Though some employers distrust remote work, claiming that people won’t get work done if they’re not in an office, remote arrangements can actually help to create a more trusting environment. “Remote teams are built on the basis of trust because managers and organizations cannot track exactly what team members are doing, which should ultimately create stronger relationships,” says Dr. Rishi Desai, chief medical officer for Osmosis. “Working remotely makes us more human and more compassionate toward co-workers because we get a glimpse into their lives that we may not otherwise get.”
Remote work supports workers with disabilities—but it has benefits for everyone. Working remotely makes it easier for parents and caregivers to care for their loved ones. “Rather than taking half of a day off of work, remote working allows a person to take care of these personal needs without missing a beat,” says Dr. Desai, noting that most medical appointments get scheduled during the workday. “There’s also a huge mental burden that’s removed in terms of dealing with situations that may come up during the day, like taking care of a sick child.”
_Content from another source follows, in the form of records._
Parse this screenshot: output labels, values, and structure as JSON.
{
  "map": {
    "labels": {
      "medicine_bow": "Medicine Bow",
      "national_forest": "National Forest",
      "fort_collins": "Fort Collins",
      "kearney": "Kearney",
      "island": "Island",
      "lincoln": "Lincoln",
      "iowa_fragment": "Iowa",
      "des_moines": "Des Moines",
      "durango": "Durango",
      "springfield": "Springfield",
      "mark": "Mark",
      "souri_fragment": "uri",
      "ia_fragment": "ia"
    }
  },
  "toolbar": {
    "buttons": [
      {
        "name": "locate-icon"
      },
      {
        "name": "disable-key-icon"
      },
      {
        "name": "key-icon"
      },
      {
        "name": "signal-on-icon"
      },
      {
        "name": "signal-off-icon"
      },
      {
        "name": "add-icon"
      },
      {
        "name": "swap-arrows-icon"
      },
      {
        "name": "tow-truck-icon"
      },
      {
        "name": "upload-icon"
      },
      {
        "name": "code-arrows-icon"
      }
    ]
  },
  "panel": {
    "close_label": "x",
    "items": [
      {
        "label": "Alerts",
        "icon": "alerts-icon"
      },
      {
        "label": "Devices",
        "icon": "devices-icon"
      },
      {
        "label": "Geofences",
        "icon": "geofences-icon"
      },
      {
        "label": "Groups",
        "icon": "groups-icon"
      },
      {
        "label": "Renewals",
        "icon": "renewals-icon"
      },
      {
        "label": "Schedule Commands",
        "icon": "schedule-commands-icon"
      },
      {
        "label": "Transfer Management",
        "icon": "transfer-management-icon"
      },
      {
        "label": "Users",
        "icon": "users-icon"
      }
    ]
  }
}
The ability to work from home can also have potentially far-reaching socioeconomic impacts as moving towards remote-friendly workplaces can mean employers are able to hire qualified candidates who might not be able to physically come to an office. Such flexibility holds the potential to address diversity gaps in industries rooted in expensive cities, such as the New York-centered publishing industry, where 76 percent of workers are white, 89 percent are nondisabled, and one-bedroom apartments cost $3,000, on average. Though telecommuting options alone may not solve diversity issues, allowing employees to work from anywhere might help to attract qualified candidates who could not otherwise afford to live in these cities.
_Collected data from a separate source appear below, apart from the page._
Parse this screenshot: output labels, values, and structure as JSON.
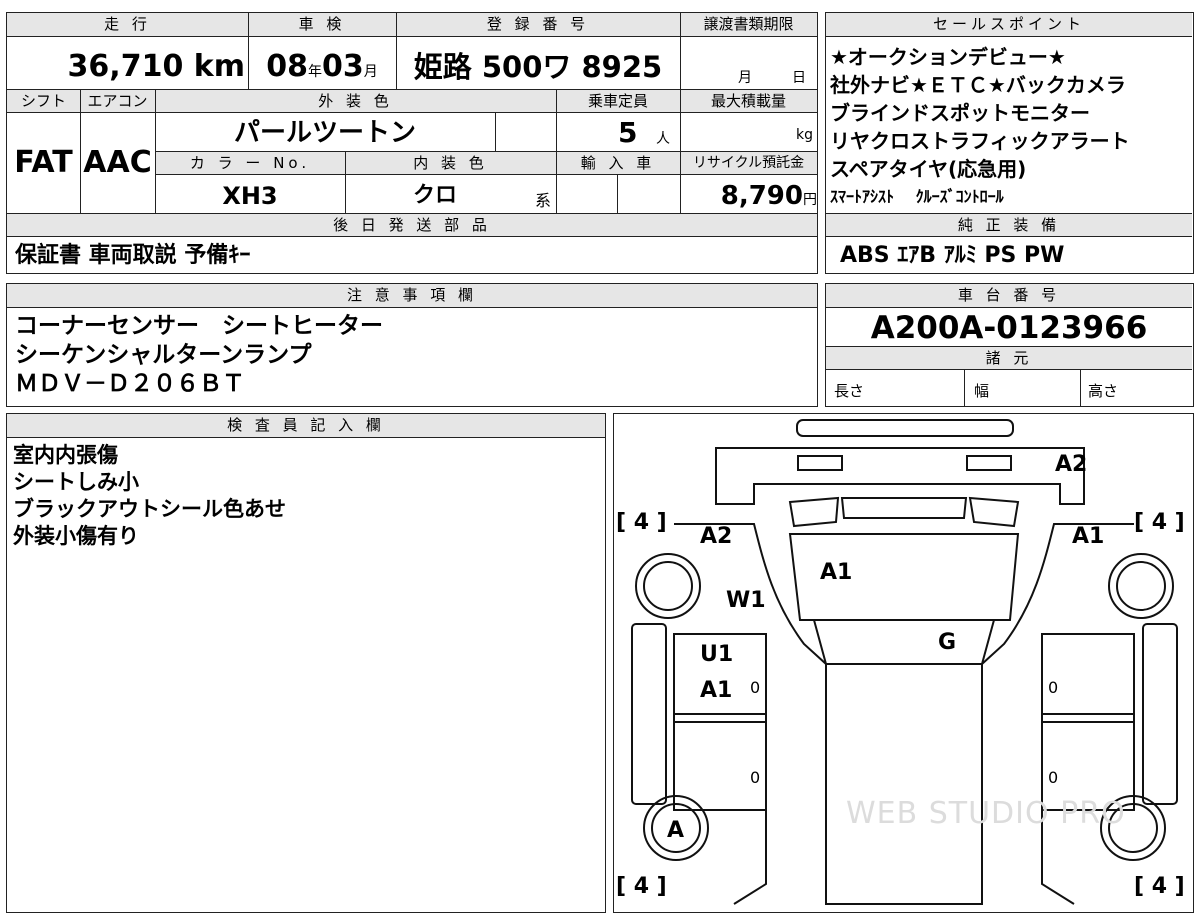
{
  "header": {
    "mileage_label": "走 行",
    "inspection_label": "車 検",
    "registration_label": "登 録 番 号",
    "transfer_deadline_label": "譲渡書類期限",
    "shift_label": "シフト",
    "aircon_label": "エアコン",
    "exterior_color_label": "外 装 色",
    "capacity_label": "乗車定員",
    "max_load_label": "最大積載量",
    "color_no_label": "カ ラ ー No.",
    "interior_color_label": "内 装 色",
    "import_label": "輸 入 車",
    "recycle_label": "リサイクル預託金"
  },
  "vehicle": {
    "mileage": "36,710",
    "mileage_unit": "km",
    "inspection_year": "08",
    "year_unit": "年",
    "inspection_month": "03",
    "month_unit": "月",
    "registration": "姫路 500ワ 8925",
    "deadline_month_unit": "月",
    "deadline_day_unit": "日",
    "shift": "FAT",
    "aircon": "AAC",
    "exterior_color": "パールツートン",
    "capacity": "5",
    "capacity_unit": "人",
    "max_load_unit": "kg",
    "color_no": "XH3",
    "interior_color": "クロ",
    "interior_suffix": "系",
    "recycle_fee": "8,790",
    "recycle_unit": "円"
  },
  "sales_points": {
    "label": "セールスポイント",
    "lines": [
      "★オークションデビュー★",
      "社外ナビ★ＥＴＣ★バックカメラ",
      "ブラインドスポットモニター",
      "リヤクロストラフィックアラート",
      "スペアタイヤ(応急用)",
      "ｽﾏｰﾄｱｼｽﾄ　 ｸﾙｰｽﾞｺﾝﾄﾛｰﾙ"
    ]
  },
  "shipping_parts": {
    "label": "後 日 発 送 部 品",
    "value": "保証書 車両取説 予備ｷｰ"
  },
  "standard_equipment": {
    "label": "純 正 装 備",
    "value": "ABS ｴｱB ｱﾙﾐ PS PW"
  },
  "notes": {
    "label": "注 意 事 項 欄",
    "lines": [
      "コーナーセンサー　シートヒーター",
      "シーケンシャルターンランプ",
      "ＭＤＶ－Ｄ２０６ＢＴ"
    ]
  },
  "chassis": {
    "label": "車 台 番 号",
    "value": "A200A-0123966"
  },
  "specs": {
    "label": "諸 元",
    "length_label": "長さ",
    "width_label": "幅",
    "height_label": "高さ"
  },
  "inspector": {
    "label": "検 査 員 記 入 欄",
    "lines": [
      "室内内張傷",
      "シートしみ小",
      "ブラックアウトシール色あせ",
      "外装小傷有り"
    ]
  },
  "diagram": {
    "tire_marks": [
      "[ 4 ]",
      "[ 4 ]",
      "[ 4 ]",
      "[ 4 ]"
    ],
    "damage_codes": {
      "rear_right_top": "A2",
      "rear_left": "A2",
      "rear_right": "A1",
      "roof": "A1",
      "left_side": "W1",
      "rear_glass": "G",
      "left_door_1": "U1",
      "left_door_2": "A1",
      "front_left_wheel": "A"
    },
    "zero_marks": [
      "0",
      "0",
      "0",
      "0"
    ],
    "watermark": "WEB STUDIO PRO"
  }
}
What’s more, working from home can actually make employees more productive, according to a two-year study conducted by Nicholas Bloom, an economics professor at Stanford University. A working paper by the Harvard Business Review found similar results: people’s work output increased by 4 percent after transitioning to the ability to work from anywhere, which represents up to $1.3 billion of annual value added to the US economy. Employers could save about $11,000 every year for every employee who works remotely at least part-time.
It has been upsetting for many disabled, chronically ill, and other marginalized people to watch as employers shift to remote work options amidst this pandemic. These moves signal that remote work—at least in many jobs and industries—was always possible, it’s just that employers didn’t want to make their workplaces more accessible. Still, this shift also brings great opportunity. This moment demonstrates more to us than just the potential for telecommuting options. It offers a chance to recognize the facility with which entire offices can switch to more remote-friendly office styles that will accommodate and uplift more people.
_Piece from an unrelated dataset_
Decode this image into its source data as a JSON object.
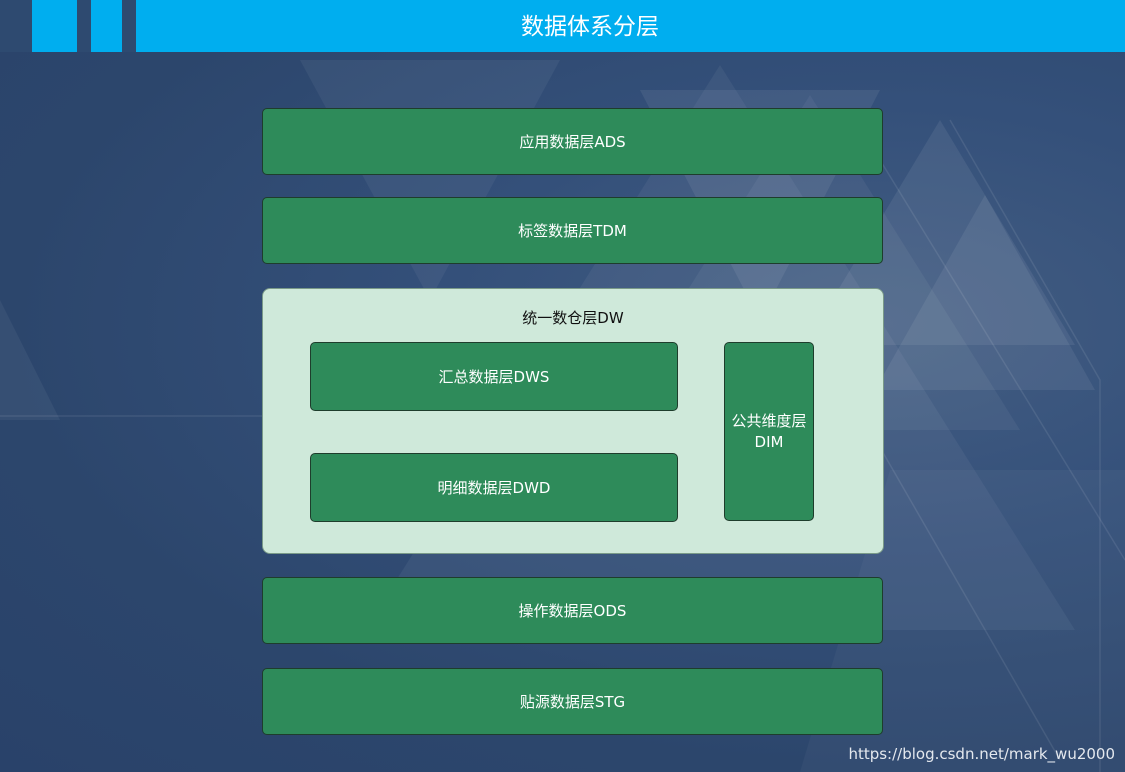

Global Workplace Analytics predicts that the United States will see 25 to 30 percent of the workforce working at home on a multiple-days-a-week basis within the next two years as employers begin seeing firsthand the positive impacts of remote work. Given this, if employers are to take just one lesson away from this pandemic, I hope it will be this: Allow your workers to work remotely if they’re able to, and work to create a more flexible and accessible workplace, for all. Because, ultimately, accommodating your employees is always a good idea—whether it’s making sure your team stays safe during a global pandemic, letting a disabled person Skype into conference calls from home, allowing a caregiver leave early to bring their parent to a medical appointment, or just giving someone the option to stay home with their dog while they wait for the plumber.